在其他實施例中，向量歸約運算也可以應用於超寬單指令多資料寬度(Huge-wide SIMD width)。舉例來說，資料路徑長度(DLEN)可以是2048位元，而通道數可相等於2048/64=32個。在此實施例中，向量歸約操作的通道歸約狀態的疊代次數為5。換句話說，相較於圖5A與圖5B將4通道歸約為1通道，此實施例可將32通道歸約為1通道。其餘步驟則與前文相似，不再贅述。In other embodiments, the vector reduction operation may also be applied to Huge-wide SIMD width. For example, the data path length (DLEN) can be 2048 bits, and the number of channels can be equal to 2048/64=32. In this embodiment, the number of iterations of the channel reduction state of the vector reduction operation is 5. In other words, compared with FIG. 5A and FIG. 5B , which reduce 4 channels to 1 channel, this embodiment can reduce 32 channels to 1 channel. The remaining steps are similar to the previous ones and will not be described again.
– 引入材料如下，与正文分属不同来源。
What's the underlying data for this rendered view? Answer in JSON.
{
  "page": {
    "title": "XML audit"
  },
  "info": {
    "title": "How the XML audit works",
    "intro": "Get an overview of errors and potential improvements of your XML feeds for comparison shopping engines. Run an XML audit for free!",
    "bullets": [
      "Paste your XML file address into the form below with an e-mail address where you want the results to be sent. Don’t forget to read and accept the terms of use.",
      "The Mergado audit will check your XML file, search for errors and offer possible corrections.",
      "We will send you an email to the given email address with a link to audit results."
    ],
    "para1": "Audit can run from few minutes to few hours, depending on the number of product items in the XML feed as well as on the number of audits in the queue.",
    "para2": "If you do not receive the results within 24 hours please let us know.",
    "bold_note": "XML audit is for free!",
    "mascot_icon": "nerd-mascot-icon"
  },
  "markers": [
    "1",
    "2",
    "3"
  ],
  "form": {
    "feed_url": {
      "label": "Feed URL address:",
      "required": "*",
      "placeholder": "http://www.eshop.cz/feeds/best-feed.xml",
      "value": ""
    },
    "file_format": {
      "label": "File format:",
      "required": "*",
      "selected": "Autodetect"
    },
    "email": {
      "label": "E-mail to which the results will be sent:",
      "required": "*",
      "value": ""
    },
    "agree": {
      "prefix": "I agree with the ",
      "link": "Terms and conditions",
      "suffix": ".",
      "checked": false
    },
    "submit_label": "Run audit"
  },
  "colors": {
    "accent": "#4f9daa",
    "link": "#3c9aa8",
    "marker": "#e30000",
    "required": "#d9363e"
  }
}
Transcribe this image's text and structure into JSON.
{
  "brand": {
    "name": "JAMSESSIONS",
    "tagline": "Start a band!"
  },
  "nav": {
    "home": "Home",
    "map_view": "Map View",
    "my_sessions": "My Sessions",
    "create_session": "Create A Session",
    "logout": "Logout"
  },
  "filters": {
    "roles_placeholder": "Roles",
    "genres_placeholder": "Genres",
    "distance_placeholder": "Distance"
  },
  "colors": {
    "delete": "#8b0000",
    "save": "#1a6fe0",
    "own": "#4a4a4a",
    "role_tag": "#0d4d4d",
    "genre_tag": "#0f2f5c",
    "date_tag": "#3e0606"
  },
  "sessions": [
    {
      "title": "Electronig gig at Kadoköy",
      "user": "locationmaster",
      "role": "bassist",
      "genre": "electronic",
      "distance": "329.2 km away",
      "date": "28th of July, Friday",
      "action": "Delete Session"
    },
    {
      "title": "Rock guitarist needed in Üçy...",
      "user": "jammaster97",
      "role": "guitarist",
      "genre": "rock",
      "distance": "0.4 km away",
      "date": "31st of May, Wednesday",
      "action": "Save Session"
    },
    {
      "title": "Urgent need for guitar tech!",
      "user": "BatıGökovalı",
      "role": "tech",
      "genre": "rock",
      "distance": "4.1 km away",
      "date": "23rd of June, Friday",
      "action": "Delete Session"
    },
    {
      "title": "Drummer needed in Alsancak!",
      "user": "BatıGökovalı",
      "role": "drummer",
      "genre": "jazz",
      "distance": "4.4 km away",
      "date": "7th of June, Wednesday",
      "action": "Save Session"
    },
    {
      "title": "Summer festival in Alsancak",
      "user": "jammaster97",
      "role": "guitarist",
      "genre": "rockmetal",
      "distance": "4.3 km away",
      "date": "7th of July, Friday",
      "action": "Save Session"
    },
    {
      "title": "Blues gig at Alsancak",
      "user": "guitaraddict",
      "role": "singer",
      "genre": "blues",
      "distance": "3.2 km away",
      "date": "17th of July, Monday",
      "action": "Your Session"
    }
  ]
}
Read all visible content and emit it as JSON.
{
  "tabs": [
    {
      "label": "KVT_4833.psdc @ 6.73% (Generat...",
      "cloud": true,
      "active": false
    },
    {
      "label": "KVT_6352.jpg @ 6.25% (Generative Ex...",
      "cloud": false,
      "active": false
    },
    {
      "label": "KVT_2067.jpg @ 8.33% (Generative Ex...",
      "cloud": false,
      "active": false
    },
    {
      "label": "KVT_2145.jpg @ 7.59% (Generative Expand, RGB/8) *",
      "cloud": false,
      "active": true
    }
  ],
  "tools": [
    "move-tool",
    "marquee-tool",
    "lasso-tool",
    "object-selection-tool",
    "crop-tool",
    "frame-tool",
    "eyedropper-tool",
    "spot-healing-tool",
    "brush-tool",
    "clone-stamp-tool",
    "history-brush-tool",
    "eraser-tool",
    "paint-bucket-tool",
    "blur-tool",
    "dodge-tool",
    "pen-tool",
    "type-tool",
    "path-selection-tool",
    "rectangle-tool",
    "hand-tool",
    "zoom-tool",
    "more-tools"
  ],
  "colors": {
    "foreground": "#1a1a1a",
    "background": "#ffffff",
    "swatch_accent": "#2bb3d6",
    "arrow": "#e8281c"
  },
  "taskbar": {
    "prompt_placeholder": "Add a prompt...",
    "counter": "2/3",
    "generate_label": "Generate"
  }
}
圖14是依據本發明一實施例所繪示的向量歸約操作的流程圖。向量歸約操作適用於向量處理器。於步驟S1410，向量處理器依據第一狀態參數載入第一運算元與第二運算元的第一部份，並對第一運算元與第二運算元的第一部份進行第一歸約運算，以產生第一歸約結果的第一部分。接著，於步驟S1420，向量處理器依據第一狀態參數載入第二運算元的第二部份，並將第二運算元的第二部份作為第一歸約結果的第二部份。於步驟S1430，向量處理器依據第二狀態參數對第一歸約結果的第一部份與第二部份進行第二歸約運算以產生第二歸約結果。FIG. 14 is a flowchart of a vector reduction operation according to an embodiment of the present invention. Vector reduction operations are available on vector processors. In step S1410, the vector processor loads the first operand and the first part of the second operand according to the first state parameter, and performs a first reduction on the first part of the first operand and the second operand. Operation to produce the first part of the first reduction result. Next, in step S1420, the vector processor loads the second part of the second operand according to the first state parameter, and uses the second part of the second operand as the second part of the first reduction result. In step S1430, the vector processor performs a second reduction operation on the first part and the second part of the first reduction result according to the second state parameter to generate a second reduction result.

圖15是依據本發明一實施例所繪示的元素歸約操作的流程圖。元素歸約操作適用於向量處理器。於步驟S1510，向量處理器依據第一狀態參數載入第一運算元與第二運算元，並對第一運算元與第二運算元進行第一歸約運算以產生第一歸約結果。接著，於步驟S1520，向量處理器依據第二狀態參數對第一歸約結果的第一部份與第二部份進行第二歸約運算以產生第二歸約結果。FIG. 15 is a flowchart of an element reduction operation according to an embodiment of the present invention. Element-wise reduction operations are available on vector processors. In step S1510, the vector processor loads the first operand and the second operand according to the first state parameter, and performs a first reduction operation on the first operand and the second operand to generate a first reduction result. Next, in step S1520, the vector processor performs a second reduction operation on the first part and the second part of the first reduction result according to the second state parameter to generate a second reduction result.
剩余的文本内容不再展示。